Article ID: | iaor20051917 |
Country: | South Korea |
Volume: | 29 |
Issue: | 4 |
Start Page Number: | 41 |
End Page Number: | 60 |
Publication Date: | Dec 2004 |
Journal: | Journal of the Korean ORMS Society |
Authors: | Kim Jin-Hwa, Min Jin-Young |
Keywords: | datamining |
A stream data is a data set that is accumulated to the data storage from a data source over time continuously. The size of this data set, in many cases, becomes increasingly large over time. To mine information from this massive data, it takes much resource such as storage, memory and time. These unique characteristics of the stream data make it difficult and expensive to use this large size data accumulated over time.
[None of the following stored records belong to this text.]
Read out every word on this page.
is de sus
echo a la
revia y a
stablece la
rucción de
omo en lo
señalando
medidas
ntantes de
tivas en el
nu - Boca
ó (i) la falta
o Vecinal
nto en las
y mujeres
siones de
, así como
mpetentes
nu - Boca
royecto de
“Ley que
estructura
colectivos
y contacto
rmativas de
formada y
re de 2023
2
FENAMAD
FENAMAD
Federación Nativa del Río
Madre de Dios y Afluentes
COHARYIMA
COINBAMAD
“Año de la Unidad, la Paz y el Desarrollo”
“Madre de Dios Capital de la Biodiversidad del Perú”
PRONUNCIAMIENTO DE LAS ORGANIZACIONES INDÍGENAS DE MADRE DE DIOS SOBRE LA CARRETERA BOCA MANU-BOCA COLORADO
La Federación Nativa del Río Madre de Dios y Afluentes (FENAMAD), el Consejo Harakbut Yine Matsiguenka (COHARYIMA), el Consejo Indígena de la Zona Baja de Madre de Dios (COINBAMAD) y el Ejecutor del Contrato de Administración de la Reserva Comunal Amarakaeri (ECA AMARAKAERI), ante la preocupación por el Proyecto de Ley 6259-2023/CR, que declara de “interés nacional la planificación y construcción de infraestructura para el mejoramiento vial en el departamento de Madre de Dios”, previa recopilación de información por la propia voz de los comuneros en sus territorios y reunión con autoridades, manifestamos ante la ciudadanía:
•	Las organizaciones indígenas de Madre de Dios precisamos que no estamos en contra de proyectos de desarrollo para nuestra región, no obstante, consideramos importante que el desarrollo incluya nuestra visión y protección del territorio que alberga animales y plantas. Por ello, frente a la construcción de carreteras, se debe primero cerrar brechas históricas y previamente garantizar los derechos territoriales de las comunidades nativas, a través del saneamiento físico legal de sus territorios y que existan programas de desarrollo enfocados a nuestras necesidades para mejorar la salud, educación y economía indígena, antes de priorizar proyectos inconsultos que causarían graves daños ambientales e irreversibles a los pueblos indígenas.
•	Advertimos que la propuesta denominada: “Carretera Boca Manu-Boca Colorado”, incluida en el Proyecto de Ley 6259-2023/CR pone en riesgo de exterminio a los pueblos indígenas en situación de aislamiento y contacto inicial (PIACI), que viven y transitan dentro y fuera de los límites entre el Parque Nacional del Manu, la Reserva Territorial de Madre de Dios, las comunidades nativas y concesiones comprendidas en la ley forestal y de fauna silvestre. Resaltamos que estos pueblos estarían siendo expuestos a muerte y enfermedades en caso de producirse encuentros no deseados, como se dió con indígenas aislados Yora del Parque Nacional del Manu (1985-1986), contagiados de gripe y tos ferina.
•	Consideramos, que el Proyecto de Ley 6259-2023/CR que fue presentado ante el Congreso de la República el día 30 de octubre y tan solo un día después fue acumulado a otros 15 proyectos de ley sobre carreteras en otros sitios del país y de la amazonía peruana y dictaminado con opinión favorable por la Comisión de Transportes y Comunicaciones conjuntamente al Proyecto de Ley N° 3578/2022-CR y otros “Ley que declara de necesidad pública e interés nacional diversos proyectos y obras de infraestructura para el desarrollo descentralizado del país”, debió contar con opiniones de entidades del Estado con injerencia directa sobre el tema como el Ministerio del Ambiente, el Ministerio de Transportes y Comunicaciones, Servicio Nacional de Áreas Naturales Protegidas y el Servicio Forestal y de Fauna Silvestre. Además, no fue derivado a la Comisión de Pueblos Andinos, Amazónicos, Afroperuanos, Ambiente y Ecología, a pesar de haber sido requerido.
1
Otherwise, if we use only recent or part of a whole data to mine information or pattern, there can be loss of information, which may be useful. To avoid this problem, we suggest a method that efficiently accumulates information, in the form of rule sets, over time. It takes much smaller storage compared to traditional mining methods. These accumulated rule sets are used as prediction models in the future. Based on theories of ensemble approaches, combination of many prediction models, in the form of systematically merged rule sets in this study, is better than one prediction model in performance. This study uses a customer data set that predicts buying power of customers based on their information. This study tests the performance of the suggested method with the data set alone with general prediction methods and compares performances of them.